From Chicago Sun-Times:
Bill O’Reilly has been brought low by the same process that afflicted Jerry Springer. Once respected journalists, they sold their souls for higher ratings, and follow their siren song. Springer is honest about it: “I’m going to Hell for what I do, and I know it,” he’s likes to say. O’Reilly insists he is dealing only with the truth. When his guests disagree with him, he shouts at them, calls them liars, talks over them, and behaves like a schoolyard bully.
I am not interested in discussing O’Reilly’s politics here. That would open a hornet’s nest. I am more concerned about the danger he and others like him represent to a civil and peaceful society. He sets a harmful example of acceptable public behavior. He has been an influence on the most worrying trend in the field of news: The polarization of opinion, the elevation of emotional temperature, the predictability of two of the leading cable news channels.

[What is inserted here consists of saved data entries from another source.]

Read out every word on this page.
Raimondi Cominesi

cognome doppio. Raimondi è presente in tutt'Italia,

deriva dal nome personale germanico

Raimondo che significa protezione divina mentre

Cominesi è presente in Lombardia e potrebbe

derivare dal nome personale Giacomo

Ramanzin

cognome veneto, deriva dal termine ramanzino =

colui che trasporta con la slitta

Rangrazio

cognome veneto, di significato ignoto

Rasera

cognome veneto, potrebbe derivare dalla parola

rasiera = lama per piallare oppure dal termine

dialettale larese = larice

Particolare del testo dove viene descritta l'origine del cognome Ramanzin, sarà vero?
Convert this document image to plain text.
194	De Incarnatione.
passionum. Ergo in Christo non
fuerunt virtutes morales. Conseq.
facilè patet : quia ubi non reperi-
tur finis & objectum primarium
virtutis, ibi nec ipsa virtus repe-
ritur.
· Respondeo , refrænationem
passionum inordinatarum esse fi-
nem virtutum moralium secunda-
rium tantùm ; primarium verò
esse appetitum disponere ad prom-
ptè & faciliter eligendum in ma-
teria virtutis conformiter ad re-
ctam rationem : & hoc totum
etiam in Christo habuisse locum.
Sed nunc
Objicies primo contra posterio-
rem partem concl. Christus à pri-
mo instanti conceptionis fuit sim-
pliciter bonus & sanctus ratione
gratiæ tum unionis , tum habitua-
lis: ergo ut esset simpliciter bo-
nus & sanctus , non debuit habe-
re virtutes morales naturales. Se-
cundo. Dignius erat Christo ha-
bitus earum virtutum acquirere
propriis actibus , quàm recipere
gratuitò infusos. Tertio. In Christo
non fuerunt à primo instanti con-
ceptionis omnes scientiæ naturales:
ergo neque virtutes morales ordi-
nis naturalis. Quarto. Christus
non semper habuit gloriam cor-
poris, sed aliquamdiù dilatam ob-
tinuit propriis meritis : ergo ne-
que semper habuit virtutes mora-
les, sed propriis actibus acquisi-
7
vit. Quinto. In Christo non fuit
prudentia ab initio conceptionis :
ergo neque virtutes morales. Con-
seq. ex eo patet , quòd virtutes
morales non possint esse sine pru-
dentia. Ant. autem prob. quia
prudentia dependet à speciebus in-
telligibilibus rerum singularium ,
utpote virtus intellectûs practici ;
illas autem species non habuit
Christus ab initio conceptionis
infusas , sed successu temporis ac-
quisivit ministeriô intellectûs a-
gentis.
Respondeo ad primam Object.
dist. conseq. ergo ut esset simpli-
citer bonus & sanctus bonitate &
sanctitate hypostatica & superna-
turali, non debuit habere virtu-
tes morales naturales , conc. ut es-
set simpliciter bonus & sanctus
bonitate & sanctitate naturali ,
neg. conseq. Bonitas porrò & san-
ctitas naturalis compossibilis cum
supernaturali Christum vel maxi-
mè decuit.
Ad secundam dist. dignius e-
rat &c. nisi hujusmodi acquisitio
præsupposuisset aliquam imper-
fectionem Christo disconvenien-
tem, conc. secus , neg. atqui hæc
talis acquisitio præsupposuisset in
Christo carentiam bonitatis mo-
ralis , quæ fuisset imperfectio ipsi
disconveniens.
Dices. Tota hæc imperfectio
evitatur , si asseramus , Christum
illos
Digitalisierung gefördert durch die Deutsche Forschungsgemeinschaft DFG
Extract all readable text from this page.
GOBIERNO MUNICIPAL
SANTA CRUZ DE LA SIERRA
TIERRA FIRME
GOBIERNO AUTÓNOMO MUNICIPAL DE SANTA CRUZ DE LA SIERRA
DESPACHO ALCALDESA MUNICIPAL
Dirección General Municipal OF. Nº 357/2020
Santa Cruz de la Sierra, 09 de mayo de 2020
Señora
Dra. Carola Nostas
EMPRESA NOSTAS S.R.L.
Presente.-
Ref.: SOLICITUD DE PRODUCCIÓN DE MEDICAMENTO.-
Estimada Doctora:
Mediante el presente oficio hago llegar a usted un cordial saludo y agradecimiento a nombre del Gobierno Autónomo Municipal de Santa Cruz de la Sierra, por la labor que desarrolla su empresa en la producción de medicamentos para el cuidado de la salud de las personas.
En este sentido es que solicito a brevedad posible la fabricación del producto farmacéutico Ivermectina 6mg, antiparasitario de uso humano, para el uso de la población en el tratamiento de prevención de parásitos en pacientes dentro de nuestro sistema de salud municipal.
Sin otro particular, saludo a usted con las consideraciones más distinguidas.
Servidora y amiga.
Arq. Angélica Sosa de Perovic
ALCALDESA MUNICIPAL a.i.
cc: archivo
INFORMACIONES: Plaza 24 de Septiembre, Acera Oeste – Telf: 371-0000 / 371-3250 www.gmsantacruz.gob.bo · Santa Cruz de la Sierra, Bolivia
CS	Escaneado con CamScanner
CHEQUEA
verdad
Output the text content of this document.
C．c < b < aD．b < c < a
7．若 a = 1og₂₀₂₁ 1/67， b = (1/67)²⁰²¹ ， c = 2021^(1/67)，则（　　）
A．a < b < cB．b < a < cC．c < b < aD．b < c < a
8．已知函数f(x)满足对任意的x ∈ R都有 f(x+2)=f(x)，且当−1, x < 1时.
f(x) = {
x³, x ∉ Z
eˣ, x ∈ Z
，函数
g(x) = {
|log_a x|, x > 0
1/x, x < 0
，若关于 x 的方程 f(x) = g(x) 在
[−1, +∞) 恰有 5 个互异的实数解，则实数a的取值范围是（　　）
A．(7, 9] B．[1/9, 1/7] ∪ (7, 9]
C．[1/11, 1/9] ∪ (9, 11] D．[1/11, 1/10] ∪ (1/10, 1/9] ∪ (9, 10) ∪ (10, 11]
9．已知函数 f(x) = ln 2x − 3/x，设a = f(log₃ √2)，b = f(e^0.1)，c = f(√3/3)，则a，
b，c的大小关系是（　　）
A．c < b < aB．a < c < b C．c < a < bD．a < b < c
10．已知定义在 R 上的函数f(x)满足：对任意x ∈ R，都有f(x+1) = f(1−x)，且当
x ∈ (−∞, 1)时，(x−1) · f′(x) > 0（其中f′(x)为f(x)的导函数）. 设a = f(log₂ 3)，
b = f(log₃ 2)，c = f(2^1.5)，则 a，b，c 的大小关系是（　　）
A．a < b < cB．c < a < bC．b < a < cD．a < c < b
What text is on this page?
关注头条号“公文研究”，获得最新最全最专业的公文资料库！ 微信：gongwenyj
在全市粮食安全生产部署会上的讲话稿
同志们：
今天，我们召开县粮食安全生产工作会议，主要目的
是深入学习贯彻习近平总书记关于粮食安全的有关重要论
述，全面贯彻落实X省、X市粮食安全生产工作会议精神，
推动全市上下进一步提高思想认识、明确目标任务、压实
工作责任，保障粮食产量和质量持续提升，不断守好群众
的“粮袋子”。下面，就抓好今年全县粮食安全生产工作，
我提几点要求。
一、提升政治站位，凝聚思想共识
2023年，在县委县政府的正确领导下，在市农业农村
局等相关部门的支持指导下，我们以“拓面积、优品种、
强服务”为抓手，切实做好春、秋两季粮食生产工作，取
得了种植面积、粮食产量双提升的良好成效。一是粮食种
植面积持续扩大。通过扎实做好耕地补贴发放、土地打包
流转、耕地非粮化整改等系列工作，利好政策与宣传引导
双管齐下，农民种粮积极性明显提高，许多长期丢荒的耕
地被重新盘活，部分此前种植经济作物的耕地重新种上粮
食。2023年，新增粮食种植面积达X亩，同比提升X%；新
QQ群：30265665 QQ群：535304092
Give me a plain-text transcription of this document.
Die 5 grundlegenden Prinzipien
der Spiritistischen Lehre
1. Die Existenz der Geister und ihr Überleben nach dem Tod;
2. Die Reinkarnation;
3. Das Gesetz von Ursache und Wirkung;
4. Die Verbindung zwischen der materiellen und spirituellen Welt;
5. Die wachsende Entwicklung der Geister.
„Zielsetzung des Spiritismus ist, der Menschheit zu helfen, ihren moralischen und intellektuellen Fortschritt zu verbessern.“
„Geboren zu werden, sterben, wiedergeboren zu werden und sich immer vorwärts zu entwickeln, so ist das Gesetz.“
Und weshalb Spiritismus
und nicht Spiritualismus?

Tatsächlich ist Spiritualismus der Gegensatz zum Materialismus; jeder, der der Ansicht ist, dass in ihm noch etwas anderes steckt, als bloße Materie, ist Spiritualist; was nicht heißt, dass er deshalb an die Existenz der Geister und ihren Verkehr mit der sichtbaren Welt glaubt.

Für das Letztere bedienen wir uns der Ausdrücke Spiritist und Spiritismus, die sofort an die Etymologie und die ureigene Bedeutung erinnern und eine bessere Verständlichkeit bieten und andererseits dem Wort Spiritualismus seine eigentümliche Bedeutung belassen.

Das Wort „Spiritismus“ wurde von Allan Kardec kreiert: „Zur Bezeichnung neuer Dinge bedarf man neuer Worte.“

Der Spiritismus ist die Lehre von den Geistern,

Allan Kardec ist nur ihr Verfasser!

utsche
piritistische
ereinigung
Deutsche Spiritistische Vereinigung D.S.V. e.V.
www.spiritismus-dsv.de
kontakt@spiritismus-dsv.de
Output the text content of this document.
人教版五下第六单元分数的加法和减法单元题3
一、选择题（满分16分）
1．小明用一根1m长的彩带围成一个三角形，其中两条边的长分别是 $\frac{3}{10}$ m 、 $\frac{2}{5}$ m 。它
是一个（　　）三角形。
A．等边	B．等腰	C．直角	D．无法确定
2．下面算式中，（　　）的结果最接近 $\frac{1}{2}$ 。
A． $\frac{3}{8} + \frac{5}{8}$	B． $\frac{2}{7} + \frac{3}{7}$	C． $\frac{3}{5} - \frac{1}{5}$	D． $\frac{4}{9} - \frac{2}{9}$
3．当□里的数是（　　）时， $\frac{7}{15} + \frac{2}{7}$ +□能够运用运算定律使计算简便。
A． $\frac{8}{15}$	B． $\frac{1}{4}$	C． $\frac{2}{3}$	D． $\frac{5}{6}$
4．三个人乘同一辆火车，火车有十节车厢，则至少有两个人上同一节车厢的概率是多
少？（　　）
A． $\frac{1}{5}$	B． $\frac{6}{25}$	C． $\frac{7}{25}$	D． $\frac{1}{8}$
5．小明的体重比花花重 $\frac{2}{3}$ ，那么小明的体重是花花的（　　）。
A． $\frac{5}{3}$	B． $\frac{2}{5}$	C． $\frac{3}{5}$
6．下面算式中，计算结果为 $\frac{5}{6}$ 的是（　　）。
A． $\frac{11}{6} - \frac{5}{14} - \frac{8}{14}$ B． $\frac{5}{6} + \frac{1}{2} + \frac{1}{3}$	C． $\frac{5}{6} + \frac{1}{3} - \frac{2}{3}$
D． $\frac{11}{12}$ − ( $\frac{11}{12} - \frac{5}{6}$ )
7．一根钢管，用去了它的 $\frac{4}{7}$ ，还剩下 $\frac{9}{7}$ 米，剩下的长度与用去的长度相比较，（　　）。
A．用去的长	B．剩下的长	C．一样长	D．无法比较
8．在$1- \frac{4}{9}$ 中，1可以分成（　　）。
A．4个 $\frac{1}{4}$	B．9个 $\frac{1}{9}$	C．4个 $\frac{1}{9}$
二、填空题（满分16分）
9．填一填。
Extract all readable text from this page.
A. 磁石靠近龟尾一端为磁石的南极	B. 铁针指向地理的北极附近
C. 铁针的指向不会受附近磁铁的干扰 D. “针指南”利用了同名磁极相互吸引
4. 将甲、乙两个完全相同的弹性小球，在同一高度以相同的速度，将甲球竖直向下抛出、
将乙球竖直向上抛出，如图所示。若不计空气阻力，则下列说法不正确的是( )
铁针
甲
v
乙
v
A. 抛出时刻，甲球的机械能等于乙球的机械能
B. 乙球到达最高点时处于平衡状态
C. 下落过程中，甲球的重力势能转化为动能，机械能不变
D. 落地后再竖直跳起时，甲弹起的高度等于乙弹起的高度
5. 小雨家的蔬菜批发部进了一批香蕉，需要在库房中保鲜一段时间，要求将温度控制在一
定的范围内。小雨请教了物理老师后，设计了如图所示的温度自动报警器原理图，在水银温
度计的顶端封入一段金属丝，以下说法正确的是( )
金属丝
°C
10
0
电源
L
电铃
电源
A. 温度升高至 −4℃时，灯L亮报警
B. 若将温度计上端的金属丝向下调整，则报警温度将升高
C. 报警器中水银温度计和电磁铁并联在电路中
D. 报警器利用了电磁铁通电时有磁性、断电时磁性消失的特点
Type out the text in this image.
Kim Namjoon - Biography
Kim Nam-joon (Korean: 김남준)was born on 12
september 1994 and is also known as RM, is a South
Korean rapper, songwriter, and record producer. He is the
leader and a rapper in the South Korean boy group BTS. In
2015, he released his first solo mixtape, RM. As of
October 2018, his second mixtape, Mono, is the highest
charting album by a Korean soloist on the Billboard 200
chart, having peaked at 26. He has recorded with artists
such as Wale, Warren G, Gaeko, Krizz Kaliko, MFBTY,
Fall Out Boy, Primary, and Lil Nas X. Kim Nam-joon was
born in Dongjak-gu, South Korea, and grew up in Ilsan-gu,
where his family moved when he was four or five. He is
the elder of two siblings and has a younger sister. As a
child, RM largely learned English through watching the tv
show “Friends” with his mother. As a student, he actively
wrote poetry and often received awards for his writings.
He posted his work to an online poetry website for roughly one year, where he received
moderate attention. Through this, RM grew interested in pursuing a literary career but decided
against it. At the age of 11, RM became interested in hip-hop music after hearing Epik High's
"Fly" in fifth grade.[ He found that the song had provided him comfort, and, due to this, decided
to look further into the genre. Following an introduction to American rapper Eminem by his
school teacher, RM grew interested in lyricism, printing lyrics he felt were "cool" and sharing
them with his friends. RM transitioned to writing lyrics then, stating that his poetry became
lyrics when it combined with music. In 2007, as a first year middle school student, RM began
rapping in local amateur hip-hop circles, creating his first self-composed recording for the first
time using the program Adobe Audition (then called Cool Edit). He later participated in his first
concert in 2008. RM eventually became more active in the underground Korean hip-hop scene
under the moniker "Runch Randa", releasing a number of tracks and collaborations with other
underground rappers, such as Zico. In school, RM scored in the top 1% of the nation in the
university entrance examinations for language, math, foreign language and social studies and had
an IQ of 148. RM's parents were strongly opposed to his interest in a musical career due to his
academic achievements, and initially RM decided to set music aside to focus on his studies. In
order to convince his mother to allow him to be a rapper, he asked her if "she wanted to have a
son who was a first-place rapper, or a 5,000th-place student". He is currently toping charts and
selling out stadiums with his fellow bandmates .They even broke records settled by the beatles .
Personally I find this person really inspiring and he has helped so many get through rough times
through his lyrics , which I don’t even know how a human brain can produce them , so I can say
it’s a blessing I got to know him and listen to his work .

A majority of cable news viewers now get their news slanted one way or the other by angry men. O’Reilly is not the worst offender. That would be Glenn Beck. Keith Olbermann is gaining ground. Rachel Maddow provides an admirable example for the boys of firm, passionate outrage, and is more effective for nogt shouting.
On July 6th, 2009 at 2:35 pm
Both in depth research and mathamatical analysis have resulted in the findings that there is a direct correlation between a belief in religion and its Gods and substandard intelligence.
On July 6th, 2009 at 6:46 pm
Those who marvel at the combative nature of today’s tv debates, as practiced by O’Reilly et al., should remember that this barbaric genre was pioneered by Morton Downey Jr. in the 1980s and early 1990s. Downey’s successful career as an abusive and explosive broadcast interviewer was cut short by cancer, and he died in 2001.
You can read more about him here: http://en.wikipedia.org/wiki/Morton_Downey,_Jr.
Downey’s in-your-face and relentlessly insulting “interviews” with his talkshow guests, both on tv and radio, spawned a generation of broadcast imitators who recognized entertainment gold in his startlingly uncivil approach.
The result has been a kind of Gresham’s Law in broadcast interviewing, much like the vicious and then-new dirty-tricks political strategies of Lee Atwater inevitably spawned today’s familiar imitators, such as Karl Rove et al.
George Santayana’s “Those who cannot remember the past are condemned to repeat it” seems truer now than ever before.